SAS Bulletin
Volume 19 Number 3/4 July /December 1996


From the President

I'd like to thank the SAS membership for electing me to the presidency, or more precisely, for not voting against me as president-elect two years ago. I took over the reigns from Past-President Pat Martin after our business meeting at the recent Society for American Archaeology meeting in Nashville. Pat's able efforts made it easier for me to step into his shoes when I succeeded him as editor of the SAS Bulletin several years ago. I expect to similarly benefit from Pat's experience and advice as I now follow him into the presidency.

I have been a member of the SAS since 1980. (As a graduate student, it was the second professional society I joined.) My own research interests have involved archaeomagnetism and archaeomagnetic dating, geophysical prospection, and radiocarbon geophysics. My work in archaeomagnetism has convinced me that the best archaeometric work always develops as a result of carefully cultivated collaborations between archaeologists and natural scientists. I have been fortunate to find a home for my interdisciplinary interests as a professor at a liberal arts college, and I've always been grateful that my colleagues at Franklin & Marshall tolerate me despite the fact that I'm not an earthquake seismologist. Archaeometry is not always enthusiastically endorsed in the discipline-bound confines of academia: the existence of groups like the SAS are important for the support they give to the work that we do.

Besides being a long-time member, my experience in the SAS has been as assistant secretary-treasurer (1988-1990), secretary-treasurer (1990-1991), associate editor of the Bulletin (1987-1991, meetings calendar), editor of the Bulletin (1991-1995), and president-elect (1995-1997). I have thus had the opportunity to see many facets of our society's operations, and to work with many fine officers and Bulletin personnel past and present.

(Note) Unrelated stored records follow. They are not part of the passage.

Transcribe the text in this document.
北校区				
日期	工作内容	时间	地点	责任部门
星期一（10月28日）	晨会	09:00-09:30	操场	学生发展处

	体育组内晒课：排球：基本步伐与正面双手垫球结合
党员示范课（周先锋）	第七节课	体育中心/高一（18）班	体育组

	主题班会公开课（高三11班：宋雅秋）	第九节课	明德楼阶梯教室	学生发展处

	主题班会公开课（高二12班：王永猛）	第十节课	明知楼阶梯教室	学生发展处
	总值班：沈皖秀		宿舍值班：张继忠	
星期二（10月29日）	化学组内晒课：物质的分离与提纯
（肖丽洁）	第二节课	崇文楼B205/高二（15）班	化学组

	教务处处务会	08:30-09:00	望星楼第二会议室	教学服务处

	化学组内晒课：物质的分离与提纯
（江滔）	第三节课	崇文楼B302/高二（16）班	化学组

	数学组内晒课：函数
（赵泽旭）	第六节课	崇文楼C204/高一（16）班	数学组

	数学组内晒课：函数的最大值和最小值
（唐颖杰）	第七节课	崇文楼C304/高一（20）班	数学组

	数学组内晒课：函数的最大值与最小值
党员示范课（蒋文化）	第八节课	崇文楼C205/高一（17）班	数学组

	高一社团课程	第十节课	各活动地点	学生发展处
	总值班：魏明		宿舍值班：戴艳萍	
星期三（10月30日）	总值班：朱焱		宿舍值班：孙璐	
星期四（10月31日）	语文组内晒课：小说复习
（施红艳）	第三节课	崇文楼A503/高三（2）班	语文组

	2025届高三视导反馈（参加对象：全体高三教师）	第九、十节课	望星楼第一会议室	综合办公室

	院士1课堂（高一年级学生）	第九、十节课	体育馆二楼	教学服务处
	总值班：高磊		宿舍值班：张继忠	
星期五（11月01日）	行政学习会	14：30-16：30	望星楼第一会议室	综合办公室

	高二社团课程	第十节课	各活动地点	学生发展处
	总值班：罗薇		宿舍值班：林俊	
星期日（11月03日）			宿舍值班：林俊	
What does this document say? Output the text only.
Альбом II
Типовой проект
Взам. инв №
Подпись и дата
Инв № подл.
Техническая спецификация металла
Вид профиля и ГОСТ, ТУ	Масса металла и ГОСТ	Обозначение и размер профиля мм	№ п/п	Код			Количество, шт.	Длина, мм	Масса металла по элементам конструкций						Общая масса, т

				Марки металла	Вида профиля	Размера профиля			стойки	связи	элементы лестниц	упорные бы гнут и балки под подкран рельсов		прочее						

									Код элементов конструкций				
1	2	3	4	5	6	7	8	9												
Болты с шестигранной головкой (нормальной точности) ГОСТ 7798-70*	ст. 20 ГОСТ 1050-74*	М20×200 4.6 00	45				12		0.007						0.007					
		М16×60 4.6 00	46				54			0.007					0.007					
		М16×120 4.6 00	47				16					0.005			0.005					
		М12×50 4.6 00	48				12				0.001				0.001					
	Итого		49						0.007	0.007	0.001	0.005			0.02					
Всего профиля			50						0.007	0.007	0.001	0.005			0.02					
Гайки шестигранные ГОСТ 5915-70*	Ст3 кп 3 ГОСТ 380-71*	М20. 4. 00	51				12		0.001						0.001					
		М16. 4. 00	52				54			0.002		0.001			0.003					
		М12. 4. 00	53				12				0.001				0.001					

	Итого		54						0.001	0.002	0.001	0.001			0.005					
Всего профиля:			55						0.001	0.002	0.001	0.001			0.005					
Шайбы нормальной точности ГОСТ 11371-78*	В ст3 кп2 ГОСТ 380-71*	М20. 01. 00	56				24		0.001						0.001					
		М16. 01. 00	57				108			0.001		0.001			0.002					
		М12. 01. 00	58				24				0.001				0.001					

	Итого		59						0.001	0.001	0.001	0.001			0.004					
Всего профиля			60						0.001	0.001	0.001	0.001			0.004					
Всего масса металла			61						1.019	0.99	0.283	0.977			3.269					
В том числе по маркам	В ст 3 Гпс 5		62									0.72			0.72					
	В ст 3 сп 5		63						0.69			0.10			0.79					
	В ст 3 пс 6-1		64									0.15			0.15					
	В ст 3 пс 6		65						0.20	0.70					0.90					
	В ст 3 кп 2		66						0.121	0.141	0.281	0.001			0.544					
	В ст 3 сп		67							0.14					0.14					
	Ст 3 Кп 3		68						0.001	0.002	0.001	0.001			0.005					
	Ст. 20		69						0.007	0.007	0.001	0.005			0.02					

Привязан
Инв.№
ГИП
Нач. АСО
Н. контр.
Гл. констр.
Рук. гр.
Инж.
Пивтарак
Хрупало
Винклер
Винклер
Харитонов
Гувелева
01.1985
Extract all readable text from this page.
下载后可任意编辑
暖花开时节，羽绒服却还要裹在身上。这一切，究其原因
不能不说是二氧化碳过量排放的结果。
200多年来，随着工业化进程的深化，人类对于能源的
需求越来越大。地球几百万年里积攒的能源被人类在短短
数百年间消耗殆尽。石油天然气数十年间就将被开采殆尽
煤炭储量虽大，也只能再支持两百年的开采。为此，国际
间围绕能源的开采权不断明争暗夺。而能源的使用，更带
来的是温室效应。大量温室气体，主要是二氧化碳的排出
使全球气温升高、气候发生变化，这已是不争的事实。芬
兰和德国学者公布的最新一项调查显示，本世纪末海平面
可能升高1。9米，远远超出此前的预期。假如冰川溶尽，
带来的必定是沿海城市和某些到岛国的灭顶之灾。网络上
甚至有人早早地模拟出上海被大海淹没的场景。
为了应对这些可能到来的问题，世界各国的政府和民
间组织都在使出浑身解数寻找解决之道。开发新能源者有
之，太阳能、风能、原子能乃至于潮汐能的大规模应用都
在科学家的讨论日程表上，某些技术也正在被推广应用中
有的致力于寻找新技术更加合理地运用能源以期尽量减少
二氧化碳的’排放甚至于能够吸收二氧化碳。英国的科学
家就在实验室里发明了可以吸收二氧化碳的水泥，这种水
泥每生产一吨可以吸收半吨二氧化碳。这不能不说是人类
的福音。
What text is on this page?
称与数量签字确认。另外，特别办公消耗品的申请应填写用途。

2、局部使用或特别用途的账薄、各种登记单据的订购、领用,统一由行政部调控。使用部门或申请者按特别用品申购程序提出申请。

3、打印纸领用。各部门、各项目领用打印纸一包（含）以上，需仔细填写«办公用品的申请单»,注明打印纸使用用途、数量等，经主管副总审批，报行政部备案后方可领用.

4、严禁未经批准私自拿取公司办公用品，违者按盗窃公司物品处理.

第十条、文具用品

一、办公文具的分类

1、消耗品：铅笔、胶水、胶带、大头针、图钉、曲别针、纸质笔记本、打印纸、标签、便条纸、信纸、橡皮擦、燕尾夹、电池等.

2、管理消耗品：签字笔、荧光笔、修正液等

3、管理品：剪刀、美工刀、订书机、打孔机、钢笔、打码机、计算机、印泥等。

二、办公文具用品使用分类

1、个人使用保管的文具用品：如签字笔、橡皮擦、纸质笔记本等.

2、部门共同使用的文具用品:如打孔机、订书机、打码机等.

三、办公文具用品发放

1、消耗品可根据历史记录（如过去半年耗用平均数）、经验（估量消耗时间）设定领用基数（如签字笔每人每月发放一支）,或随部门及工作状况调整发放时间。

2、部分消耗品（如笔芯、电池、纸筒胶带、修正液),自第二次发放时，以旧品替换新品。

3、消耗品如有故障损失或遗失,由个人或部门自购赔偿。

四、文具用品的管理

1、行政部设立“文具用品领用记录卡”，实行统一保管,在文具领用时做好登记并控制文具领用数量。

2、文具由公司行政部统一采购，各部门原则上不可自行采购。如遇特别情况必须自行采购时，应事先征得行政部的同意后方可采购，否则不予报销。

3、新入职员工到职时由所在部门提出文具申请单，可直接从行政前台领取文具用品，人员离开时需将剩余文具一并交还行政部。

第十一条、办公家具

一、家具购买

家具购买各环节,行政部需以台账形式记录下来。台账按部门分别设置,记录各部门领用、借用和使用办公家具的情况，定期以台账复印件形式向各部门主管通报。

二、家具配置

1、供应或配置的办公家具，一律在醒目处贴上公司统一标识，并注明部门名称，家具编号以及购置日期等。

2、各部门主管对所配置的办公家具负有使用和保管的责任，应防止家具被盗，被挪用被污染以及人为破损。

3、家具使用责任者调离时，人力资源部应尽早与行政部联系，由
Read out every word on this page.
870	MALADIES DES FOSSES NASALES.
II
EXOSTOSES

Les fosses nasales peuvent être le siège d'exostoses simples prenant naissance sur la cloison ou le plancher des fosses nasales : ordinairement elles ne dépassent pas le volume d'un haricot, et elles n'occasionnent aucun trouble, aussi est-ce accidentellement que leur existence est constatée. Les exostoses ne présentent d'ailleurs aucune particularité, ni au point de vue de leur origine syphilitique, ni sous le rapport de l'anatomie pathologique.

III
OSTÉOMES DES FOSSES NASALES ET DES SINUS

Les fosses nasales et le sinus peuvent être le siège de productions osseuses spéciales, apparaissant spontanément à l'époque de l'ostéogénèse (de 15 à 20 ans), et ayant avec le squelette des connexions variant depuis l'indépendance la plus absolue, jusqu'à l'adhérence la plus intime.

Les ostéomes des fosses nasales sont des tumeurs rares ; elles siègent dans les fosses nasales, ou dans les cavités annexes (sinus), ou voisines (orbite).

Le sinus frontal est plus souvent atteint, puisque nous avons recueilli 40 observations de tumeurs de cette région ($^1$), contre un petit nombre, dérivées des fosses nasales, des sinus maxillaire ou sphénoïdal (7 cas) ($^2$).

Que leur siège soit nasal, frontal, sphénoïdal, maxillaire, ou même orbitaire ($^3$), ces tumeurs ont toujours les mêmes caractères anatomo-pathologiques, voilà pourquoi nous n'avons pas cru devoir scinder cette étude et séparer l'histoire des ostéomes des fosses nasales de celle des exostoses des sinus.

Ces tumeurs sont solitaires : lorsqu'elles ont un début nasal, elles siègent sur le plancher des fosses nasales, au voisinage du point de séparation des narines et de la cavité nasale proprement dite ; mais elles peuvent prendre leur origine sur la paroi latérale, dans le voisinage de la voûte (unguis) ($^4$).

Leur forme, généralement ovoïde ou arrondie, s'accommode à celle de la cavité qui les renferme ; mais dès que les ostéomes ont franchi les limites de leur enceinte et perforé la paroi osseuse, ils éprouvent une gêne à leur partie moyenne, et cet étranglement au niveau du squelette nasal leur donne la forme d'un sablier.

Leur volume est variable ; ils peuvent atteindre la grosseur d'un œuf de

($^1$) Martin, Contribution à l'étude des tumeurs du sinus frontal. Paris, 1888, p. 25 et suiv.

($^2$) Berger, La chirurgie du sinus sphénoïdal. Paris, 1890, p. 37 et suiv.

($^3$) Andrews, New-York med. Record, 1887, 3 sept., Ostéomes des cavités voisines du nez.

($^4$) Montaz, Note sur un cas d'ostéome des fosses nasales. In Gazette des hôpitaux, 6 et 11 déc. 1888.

I have several goals for the SAS that I would like to see accomplished during my tenure as president:

(1) To preside over the next two meetings of the SAS at the annual meetings of the Society for American Archaeology. As a geoscientist with other meetings to attend, I have not in the past attended this meeting every year. Minutes of our business meetings will be published in the Bulletin, and made available through our web site.

(2) To see that the business of the society is conducted according to the by-laws in an orderly and timely fashion. I look forward to working with Rob Tykot to get the SAS Bulletin back on track as the only regularly published bulletin/newsletter covering the entire field of archaeometry. Annual reports of our vice presidents will be published in the Bulletin and on our web page along with our budget.

(3) To work with members of the executive board to give our society a greater visibility in the publications and at the meetings of related organizations.

(4) To have at least one SAS-sponsored symposium at every SAA meeting.

(5) To make our society more international, through membership, composition of the executive board and of the Bulletin editorial board, and involvement in international meetings such as the Archaeometry Symposium

(6) To support the infrastructure of archaeometry, through development of further volumes in the Plenum Press series on Advances in Archaeological and Museum Science, encouragement of students of archaeometry, and discussions concerning the teaching and funding of archaeometry.

I have found my SAS associates to be among the colleagues I most enjoy seeing at the professional meetings I attend. Good people make for a good society! I look forward to working with officers, editors and members alike to strengthen our society during the next two years.